The thoughtful paper by Weiss and colleagues highlights many of the important clinical and translational science advances of the past 2 decades that have shaped our knowledge and management approaches to non-small-cell lung cancer (NSCLC). The authors have chosen their topics of discussion carefully and have been cautious not to "overreach" in their assessment of realized gains vs persisting challenges.
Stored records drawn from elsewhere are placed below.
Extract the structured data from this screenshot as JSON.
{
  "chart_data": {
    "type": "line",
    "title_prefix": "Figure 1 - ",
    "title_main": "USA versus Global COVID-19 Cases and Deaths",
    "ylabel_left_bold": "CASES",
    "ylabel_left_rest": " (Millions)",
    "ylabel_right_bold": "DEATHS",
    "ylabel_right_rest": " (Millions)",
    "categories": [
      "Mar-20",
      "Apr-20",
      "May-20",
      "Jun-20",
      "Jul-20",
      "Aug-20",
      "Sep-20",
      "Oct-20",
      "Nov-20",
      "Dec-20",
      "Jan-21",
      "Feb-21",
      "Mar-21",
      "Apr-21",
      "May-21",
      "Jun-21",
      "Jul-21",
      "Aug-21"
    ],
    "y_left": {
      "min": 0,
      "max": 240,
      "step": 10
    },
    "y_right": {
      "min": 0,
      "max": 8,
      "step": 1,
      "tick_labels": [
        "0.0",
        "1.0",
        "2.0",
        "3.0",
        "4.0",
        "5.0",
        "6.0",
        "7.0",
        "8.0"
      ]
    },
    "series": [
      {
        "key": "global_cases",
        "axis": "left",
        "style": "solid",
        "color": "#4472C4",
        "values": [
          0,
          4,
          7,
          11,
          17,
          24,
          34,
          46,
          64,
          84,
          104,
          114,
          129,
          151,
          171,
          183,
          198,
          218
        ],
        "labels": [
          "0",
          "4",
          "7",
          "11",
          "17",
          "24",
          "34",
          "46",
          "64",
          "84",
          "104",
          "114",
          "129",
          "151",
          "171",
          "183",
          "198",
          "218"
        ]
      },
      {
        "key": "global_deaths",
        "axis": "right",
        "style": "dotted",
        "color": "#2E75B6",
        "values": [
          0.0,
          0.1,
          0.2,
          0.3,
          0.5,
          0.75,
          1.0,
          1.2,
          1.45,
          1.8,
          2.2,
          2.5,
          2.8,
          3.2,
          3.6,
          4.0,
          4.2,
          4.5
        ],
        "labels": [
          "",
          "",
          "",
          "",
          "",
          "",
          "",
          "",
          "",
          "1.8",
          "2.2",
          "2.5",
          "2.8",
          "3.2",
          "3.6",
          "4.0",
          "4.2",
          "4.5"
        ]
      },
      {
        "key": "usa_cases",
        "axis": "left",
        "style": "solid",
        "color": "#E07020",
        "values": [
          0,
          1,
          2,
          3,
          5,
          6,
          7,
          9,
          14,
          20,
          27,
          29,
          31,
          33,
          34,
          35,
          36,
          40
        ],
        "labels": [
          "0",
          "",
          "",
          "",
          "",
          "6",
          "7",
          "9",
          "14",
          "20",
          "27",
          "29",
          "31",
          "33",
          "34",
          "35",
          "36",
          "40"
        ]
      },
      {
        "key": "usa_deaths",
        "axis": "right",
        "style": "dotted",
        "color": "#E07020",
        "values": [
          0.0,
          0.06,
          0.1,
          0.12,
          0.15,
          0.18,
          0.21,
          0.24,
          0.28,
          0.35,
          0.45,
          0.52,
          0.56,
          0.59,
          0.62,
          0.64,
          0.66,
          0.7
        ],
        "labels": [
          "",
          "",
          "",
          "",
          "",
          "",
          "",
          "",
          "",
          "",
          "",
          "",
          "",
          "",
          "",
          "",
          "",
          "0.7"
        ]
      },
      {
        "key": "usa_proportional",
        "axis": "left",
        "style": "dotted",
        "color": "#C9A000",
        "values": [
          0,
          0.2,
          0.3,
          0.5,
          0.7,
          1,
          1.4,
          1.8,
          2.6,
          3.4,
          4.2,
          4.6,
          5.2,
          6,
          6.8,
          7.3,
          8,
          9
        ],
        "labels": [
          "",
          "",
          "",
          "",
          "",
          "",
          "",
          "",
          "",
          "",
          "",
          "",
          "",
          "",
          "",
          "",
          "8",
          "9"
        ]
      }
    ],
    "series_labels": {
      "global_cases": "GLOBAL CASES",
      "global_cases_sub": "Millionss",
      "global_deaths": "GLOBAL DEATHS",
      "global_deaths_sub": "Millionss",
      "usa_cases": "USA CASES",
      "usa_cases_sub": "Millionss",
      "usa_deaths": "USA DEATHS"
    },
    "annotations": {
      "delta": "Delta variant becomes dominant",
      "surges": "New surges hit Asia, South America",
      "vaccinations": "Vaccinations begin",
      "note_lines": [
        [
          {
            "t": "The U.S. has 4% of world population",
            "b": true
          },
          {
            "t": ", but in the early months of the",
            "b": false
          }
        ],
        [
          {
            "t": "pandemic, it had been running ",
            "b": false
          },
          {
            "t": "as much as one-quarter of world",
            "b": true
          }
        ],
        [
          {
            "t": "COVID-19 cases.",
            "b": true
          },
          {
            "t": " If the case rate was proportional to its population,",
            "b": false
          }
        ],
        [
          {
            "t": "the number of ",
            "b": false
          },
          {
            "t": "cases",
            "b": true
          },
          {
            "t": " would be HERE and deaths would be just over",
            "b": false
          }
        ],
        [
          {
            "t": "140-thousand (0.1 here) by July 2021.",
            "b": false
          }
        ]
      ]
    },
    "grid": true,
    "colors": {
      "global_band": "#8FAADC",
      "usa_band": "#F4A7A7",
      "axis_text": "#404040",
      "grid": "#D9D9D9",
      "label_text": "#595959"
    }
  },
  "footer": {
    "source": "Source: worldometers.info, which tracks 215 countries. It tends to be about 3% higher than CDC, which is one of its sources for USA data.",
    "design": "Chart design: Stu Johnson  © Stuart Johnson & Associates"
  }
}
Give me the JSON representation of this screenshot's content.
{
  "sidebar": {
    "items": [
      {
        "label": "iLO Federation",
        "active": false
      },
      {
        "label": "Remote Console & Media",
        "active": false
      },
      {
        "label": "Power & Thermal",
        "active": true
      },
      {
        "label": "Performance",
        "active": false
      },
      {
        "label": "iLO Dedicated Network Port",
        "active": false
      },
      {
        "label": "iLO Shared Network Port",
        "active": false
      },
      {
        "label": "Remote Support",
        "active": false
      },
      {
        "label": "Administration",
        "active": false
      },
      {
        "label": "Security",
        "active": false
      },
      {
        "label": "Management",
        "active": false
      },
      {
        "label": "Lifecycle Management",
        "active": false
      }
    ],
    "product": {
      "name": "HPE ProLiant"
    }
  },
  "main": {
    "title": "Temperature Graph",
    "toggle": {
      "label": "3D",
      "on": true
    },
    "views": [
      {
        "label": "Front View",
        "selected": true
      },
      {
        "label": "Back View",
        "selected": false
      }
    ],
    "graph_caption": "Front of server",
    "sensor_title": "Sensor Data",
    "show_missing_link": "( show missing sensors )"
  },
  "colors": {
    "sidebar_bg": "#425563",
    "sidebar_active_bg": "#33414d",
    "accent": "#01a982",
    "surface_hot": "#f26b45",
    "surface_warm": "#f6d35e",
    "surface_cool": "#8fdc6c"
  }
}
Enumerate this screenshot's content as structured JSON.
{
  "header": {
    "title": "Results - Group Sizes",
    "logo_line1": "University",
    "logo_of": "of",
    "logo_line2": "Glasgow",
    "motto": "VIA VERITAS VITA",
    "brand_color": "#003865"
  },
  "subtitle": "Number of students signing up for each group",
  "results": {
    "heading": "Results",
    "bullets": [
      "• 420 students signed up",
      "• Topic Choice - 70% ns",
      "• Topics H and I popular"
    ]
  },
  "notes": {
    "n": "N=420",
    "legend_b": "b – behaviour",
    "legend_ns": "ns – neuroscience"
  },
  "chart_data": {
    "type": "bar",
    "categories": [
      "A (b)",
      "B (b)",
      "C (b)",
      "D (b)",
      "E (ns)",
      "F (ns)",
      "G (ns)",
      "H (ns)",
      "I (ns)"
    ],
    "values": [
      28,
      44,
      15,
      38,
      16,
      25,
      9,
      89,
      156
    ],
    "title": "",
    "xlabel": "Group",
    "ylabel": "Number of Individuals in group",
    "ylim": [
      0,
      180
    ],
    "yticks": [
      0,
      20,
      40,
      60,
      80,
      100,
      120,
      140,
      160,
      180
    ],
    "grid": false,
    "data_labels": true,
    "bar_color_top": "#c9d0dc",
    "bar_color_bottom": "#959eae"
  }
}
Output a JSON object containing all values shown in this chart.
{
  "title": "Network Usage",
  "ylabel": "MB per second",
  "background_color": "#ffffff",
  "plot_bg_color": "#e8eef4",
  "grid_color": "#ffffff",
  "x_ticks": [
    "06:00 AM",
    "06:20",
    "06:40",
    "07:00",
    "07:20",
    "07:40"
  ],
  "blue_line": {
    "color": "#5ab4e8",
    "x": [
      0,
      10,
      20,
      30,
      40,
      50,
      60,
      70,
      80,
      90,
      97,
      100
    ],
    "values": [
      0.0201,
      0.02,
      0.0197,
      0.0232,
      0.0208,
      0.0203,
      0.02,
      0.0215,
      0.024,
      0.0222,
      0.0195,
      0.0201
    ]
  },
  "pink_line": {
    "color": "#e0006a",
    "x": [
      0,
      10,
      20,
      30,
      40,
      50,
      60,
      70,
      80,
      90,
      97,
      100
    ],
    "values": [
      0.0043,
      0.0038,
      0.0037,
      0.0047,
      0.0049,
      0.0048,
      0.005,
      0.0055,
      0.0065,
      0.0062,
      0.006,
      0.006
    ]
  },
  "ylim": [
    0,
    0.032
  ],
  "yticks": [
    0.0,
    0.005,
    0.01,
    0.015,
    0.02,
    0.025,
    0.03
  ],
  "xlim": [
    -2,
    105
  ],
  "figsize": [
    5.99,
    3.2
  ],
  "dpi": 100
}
The acknowledgement that a trimodality approach in stage IIIA disease "cannot be recommended as standard" and the assessment that "the best [multimodality therapy approaches] in [stage IIIB disease] ... continue to be explored" are fair presentations of the current state of the art.
Several other issues might have been chosen for greater emphasis, but space is always the enemy of the engaged author. As a commentator, I will briefly discuss a few additional topics that may add modestly to the scope of the Weiss manuscript.
Lung Cancer in Women
As the authors note early in their paper, the American epidemic of lung cancer is driven in larger measure than ever before by new diagnoses in women. While the overwhelming etiologic agent in both women and men remains the self-administered, inhaled carcinogens of tobacco smoke, the resulting disease in women is different in many ways. The histology is more often adenocarcinoma, the age of onset is earlier, the frequency of "never smokers" (though not necessarily smoke-unexposed given the prevalence of secondhand smoke) is higher, and EGFR mutation frequency is increased.
Moreover, emerging evidence suggests that sensitivity to carcinogens is different in women than in men. The CYP1A1 gene product is associated with activation of inhaled procarcinogens. CYP1A1 gene expression in lung tissue is greater in female than in male smokers. At the same time, the absence of carcinogen-detoxifying enzymes such as GSTM1 may have greater effects in lung tissue in women.
As noted by Patel, "It is incumbent upon us to have a better understanding of the genetic, metabolic, and hormonal factors that affect the way women react to carcinogens and lung cancer. This information could affect the way patients who smoke are screened and evaluated as well as the way smoking cessation and lung cancer prevention programs are directed."
Endoesophageal/Endobronchial Ultrasound-Guided Staging
In their discussion of staging, the authors focus on the role of imaging and mediastinoscopy in the determination of operability. They also allude to the potential of video-assisted thoracic surgery (VATS) to reach additional lymph node stations. However, they fail to discuss two effective nonsurgical staging strategies—endoscopic (endoesophageal) ultrasound (EUS) with guided fine-needle aspiration (FNA) and endobronchial ultrasound (EBUS) with guided transbronchial FNA. These techniques have clear efficacy in assessing the extent of intrathoracic spread of lung cancer. Endoscopic ultrasound has been available for nearly 2 decades and is a staple of evaluation for esophageal, gastric, and pancreatic disease. For a variety of reasons, it is less widely applied to the evaluation of patients with lung cancer. EBUS has a substantially shorter track record but is increasingly practiced by interventional pulmonologists.
Both EUS and EBUS can be done in the outpatient setting using conscious sedation and offer increased accuracy over computed tomography (CT) and positron-emission tomography (PET). They each substantially increase the number of potentially sampled lymph node stations compared to cervical mediastinoscopy alone (ie, EUS enables sampling of nodal stations 5, 7, 8, 9; EBUS facilitates sampling of both right- and left-sided nodal stations 2, 4, 10, and 11, as well as level 7). In experienced hands, EUS can also be used to biopsy suspicious left adrenal masses, pericardial and left-sided pleural fluid, and even selected accessible liver lesions (B. Hoffman, personal communication).